Diketahui, penggeledahan dilakukan KPK pada Sabtu (25/7/2026) malam sejak pukul 21.00 WIB dan berlangsung selama sembilan jam.
Advertisement
"Dalam pengembangan penyidikan ini, penyidik di antaranya melakukan serangkaian kegiatan penggeledahan di wilayah Bengkulu," kata Juru Bicara KPK Budi Prasetyo, Minggu (26/7/2026).
"Yaitu di kantor dan rumah pihak swasta yang bergerak di bidang alat kesehatan dan pengelolaan limbah, serta rumah Kadis PUPR Pemkot Bengkulu," tambahnya.
Berdasarkan hasil penggeledahan, KPK berhasil menemukan uang tunai sebesar Rp 4 miliar. Selain itu, tim penyidik juga mengamankan sejumlah barang bukti lainnya.
"Dalam rangkaian penggeledahan ini, penyidik mengamankan barang bukti berupa dokumen, bukti elektronik, dan uang tunai dalam bentuk rupiah senilai lebih dari Rp 4 miliar.
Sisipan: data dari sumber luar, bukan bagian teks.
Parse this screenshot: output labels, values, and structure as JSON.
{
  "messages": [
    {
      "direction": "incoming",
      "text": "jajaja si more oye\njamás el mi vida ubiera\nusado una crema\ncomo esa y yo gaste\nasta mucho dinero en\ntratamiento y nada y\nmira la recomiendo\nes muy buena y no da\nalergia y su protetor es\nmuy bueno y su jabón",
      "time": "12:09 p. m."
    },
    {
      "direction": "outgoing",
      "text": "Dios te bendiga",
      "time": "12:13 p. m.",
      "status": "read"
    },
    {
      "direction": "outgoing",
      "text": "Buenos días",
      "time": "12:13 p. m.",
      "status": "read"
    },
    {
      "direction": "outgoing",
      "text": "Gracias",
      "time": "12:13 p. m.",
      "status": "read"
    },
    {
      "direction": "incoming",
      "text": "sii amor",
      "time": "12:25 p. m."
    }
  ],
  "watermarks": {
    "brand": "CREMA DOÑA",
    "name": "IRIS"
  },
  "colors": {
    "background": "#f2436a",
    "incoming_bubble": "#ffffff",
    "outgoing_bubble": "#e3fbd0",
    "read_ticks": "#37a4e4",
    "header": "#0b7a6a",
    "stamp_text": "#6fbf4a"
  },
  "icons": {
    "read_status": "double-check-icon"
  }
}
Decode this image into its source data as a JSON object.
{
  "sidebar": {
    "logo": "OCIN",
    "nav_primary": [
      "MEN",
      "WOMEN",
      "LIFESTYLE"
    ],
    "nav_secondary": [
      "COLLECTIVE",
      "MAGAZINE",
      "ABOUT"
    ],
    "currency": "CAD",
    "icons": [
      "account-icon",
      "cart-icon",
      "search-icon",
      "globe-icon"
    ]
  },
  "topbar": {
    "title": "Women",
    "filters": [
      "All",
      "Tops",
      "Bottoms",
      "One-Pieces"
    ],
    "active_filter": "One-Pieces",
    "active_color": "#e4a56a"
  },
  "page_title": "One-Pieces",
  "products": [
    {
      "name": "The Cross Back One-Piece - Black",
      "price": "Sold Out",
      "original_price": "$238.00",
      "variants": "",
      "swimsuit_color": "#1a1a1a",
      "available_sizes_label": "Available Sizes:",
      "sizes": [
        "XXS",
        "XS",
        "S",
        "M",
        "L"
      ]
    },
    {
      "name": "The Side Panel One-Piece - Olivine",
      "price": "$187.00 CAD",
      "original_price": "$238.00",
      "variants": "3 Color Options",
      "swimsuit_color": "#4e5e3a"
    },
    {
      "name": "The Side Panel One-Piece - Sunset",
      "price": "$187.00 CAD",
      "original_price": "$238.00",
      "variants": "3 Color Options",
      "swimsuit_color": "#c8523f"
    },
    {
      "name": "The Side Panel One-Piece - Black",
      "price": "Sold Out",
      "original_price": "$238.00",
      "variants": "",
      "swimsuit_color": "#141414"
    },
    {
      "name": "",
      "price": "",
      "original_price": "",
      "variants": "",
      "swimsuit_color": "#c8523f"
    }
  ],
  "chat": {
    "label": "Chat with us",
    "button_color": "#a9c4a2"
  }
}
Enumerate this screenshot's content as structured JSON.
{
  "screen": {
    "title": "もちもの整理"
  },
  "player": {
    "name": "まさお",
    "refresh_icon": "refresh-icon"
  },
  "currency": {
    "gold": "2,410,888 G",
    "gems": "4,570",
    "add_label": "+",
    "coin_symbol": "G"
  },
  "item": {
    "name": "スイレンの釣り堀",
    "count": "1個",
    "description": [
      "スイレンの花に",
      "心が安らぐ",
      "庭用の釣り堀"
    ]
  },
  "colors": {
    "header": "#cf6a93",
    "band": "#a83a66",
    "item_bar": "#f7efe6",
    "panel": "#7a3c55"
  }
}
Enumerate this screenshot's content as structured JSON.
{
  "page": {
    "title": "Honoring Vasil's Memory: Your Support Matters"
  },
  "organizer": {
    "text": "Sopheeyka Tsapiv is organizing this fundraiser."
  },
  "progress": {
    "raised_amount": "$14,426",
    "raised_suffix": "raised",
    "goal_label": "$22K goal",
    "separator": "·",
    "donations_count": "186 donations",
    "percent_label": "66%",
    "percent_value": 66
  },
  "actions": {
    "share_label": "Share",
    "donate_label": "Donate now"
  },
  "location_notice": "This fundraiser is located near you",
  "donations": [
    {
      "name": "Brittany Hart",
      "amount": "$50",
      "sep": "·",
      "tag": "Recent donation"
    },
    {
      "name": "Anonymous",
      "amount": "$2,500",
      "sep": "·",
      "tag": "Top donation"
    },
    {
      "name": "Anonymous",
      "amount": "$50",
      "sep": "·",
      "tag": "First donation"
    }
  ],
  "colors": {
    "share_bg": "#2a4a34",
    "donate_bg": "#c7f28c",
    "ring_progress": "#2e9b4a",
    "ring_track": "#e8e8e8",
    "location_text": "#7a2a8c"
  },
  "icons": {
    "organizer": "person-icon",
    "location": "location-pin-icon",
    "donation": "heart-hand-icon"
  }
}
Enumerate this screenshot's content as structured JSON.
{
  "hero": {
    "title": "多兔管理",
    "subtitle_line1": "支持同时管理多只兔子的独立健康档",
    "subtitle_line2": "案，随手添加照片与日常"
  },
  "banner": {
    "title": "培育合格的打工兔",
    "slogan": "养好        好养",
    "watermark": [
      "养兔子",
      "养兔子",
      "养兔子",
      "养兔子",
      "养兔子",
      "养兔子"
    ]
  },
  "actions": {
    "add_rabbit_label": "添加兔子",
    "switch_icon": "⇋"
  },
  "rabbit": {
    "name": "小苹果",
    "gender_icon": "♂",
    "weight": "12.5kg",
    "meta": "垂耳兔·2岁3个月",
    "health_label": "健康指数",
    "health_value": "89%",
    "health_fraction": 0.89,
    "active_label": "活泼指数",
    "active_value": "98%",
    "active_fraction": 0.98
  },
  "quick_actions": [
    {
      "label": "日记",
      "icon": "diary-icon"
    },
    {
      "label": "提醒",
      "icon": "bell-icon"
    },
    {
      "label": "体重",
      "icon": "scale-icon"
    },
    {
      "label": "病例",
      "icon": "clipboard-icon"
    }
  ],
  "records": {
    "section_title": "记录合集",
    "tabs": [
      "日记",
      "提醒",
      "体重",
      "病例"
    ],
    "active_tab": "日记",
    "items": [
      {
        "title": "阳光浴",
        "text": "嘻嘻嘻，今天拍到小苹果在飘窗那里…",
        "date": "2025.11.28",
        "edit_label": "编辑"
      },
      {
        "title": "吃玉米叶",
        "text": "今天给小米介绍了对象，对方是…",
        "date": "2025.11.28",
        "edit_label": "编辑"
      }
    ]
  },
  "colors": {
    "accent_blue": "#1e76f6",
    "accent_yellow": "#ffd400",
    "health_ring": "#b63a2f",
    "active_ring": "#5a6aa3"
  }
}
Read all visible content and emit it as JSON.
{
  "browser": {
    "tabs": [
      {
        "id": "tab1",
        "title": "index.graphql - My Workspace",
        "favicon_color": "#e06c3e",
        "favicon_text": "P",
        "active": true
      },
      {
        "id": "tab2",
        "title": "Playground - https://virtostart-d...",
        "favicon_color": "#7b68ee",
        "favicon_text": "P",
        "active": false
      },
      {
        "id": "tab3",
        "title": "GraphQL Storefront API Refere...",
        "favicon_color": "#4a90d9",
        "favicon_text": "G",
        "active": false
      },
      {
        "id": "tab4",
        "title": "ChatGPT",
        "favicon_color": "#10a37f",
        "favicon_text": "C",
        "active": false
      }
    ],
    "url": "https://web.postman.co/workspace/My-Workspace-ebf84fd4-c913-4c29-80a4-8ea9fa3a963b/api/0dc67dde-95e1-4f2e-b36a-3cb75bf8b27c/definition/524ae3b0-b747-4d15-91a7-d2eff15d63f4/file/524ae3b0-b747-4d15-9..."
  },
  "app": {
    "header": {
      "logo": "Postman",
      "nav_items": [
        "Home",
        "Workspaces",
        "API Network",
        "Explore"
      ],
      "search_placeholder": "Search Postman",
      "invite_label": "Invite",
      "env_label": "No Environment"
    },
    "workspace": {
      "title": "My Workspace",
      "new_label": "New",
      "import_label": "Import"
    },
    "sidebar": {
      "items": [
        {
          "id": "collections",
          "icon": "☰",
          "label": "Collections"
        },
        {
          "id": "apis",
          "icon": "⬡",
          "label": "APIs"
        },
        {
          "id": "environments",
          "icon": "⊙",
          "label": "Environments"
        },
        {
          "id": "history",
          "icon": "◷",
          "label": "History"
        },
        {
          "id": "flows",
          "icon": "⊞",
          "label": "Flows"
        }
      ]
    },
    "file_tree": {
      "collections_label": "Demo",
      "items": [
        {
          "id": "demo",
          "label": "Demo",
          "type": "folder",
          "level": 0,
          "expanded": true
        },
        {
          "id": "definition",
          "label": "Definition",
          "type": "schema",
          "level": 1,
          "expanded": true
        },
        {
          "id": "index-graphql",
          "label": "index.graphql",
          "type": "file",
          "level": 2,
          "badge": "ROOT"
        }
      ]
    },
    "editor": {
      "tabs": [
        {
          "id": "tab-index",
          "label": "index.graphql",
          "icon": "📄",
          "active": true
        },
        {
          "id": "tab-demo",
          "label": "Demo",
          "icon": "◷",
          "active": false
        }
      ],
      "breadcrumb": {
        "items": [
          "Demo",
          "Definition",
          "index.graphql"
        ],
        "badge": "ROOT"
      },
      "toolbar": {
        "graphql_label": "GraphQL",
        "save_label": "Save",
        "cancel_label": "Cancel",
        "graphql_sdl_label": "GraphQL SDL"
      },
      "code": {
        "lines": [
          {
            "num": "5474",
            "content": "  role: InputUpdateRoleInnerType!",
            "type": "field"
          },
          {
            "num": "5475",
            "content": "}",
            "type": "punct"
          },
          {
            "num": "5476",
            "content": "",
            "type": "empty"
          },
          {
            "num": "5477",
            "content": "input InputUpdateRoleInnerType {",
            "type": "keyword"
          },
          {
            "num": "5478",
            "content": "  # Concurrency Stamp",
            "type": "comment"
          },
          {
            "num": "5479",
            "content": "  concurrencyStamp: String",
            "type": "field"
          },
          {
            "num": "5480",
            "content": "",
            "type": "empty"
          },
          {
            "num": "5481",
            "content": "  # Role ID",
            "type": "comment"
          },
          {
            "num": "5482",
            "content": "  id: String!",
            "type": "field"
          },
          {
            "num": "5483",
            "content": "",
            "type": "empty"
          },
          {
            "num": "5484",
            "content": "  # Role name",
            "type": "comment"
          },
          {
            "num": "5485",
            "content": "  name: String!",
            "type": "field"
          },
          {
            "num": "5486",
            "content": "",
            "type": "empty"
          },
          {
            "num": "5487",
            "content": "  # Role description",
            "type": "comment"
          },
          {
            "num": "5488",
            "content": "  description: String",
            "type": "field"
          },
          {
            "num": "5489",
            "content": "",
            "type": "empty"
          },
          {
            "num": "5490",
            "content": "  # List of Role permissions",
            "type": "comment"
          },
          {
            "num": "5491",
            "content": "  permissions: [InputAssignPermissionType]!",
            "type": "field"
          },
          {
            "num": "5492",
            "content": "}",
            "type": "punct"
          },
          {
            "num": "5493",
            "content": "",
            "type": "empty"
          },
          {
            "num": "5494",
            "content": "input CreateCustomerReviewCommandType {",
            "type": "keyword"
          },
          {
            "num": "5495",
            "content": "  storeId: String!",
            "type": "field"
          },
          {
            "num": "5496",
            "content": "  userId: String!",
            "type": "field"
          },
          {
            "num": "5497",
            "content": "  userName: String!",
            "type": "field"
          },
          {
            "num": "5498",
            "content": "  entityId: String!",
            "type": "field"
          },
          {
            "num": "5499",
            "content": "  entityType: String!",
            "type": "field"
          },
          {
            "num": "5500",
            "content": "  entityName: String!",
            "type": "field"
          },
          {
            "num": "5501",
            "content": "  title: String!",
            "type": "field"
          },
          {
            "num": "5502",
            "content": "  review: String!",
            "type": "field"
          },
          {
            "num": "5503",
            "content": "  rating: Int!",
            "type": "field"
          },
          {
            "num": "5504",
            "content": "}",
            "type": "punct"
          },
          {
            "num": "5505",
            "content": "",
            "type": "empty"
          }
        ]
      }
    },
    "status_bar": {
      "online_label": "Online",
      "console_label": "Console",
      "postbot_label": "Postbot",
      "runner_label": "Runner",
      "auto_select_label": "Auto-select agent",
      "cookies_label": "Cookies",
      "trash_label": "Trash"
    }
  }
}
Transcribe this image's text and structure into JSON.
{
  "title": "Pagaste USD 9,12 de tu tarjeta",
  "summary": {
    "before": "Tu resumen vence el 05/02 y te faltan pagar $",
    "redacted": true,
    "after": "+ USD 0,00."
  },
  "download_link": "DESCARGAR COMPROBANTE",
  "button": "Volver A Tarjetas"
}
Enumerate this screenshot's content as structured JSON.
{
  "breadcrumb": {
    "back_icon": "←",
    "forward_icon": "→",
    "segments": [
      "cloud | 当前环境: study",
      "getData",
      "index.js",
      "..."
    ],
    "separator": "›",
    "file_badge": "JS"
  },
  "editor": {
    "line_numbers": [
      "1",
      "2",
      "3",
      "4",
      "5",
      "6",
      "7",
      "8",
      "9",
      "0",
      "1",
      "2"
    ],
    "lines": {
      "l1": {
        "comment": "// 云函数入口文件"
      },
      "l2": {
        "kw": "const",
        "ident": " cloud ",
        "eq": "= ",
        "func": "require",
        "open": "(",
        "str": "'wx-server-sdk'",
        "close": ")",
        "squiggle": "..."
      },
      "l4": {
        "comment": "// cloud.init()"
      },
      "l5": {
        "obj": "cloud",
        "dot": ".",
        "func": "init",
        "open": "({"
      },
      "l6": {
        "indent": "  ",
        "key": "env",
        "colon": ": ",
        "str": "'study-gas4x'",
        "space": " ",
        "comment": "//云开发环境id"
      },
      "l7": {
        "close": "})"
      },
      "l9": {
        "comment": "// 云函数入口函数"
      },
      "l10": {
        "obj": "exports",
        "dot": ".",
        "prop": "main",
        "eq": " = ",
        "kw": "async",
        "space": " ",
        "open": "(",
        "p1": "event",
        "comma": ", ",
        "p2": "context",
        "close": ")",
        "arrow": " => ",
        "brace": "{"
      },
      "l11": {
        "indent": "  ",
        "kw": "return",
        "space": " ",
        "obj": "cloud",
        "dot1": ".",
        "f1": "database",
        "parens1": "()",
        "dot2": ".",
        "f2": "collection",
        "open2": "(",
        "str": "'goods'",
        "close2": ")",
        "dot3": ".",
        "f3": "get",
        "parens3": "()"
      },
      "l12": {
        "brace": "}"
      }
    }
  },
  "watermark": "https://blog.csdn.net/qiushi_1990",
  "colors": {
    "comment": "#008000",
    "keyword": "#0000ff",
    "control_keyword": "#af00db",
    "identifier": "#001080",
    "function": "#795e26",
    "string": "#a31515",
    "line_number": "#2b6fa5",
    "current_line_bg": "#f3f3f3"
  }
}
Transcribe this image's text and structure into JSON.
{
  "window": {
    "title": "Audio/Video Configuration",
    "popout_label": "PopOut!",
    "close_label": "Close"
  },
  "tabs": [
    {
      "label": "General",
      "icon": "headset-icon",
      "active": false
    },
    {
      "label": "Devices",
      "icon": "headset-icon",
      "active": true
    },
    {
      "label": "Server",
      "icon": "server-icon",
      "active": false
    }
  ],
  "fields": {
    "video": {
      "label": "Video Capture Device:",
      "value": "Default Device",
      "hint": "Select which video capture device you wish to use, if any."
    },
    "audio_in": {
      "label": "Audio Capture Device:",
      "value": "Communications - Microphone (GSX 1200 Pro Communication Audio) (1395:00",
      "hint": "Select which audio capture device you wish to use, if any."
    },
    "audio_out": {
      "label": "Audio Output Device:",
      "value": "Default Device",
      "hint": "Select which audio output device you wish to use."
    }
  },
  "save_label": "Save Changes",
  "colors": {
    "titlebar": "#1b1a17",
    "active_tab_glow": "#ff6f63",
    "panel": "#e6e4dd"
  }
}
Uang tunai ditemukan di rumah Kadis PUPR Bengkulu," jelas Budi.
Penggeledahan ini, kata Budi, merupakan bagian dari upaya tim penyidik KPK mencari barang bukti tambahan dalam pengembangan perkara di lingkungan Pemerintah Kota Bengkulu.
"Ini adalah untuk mencari bukti-bukti tambahan yang dibutuhkan dalam pengembangan penyidikan perkara tersebut, di antaranya terkait adanya dugaan penerimaan hadiah atau janji oleh penyelenggara negara di lingkungan Pemkot Bengkulu," tutur Budi.
Belum Tetapkan Tersangka Baru
Lebih jauh, Budi menyampaikan bahwa KPK hingga saat ini belum menetapkan tersangka baru dalam pengembangan perkara tersebut.
Sejauh ini, tersangka yang ditetapkan KPK masih sesuai dengan perkara awal, yakni M Fikri Thobari selaku Bupati Rejang Lebong dan empat orang lainnya. Mereka terjaring dalam operasi tangkap tangan (OTT) yang dilakukan pada 9 Maret 2026.
"Adapun dalam pengembangan penyidikan ini belum ada penetapan tersangka," katanya.
"Perlu diketahui bersama bahwa penyidikan yang bermula dari peristiwa tertangkap tangan merupakan tindakan awal untuk dapat membuka kasus lain yang lebih besar dan tidak terbatas di wilayah terjadinya tangkap tangan tersebut. Hal ini sudah beberapa kali dilakukan oleh KPK," pungkas Budi.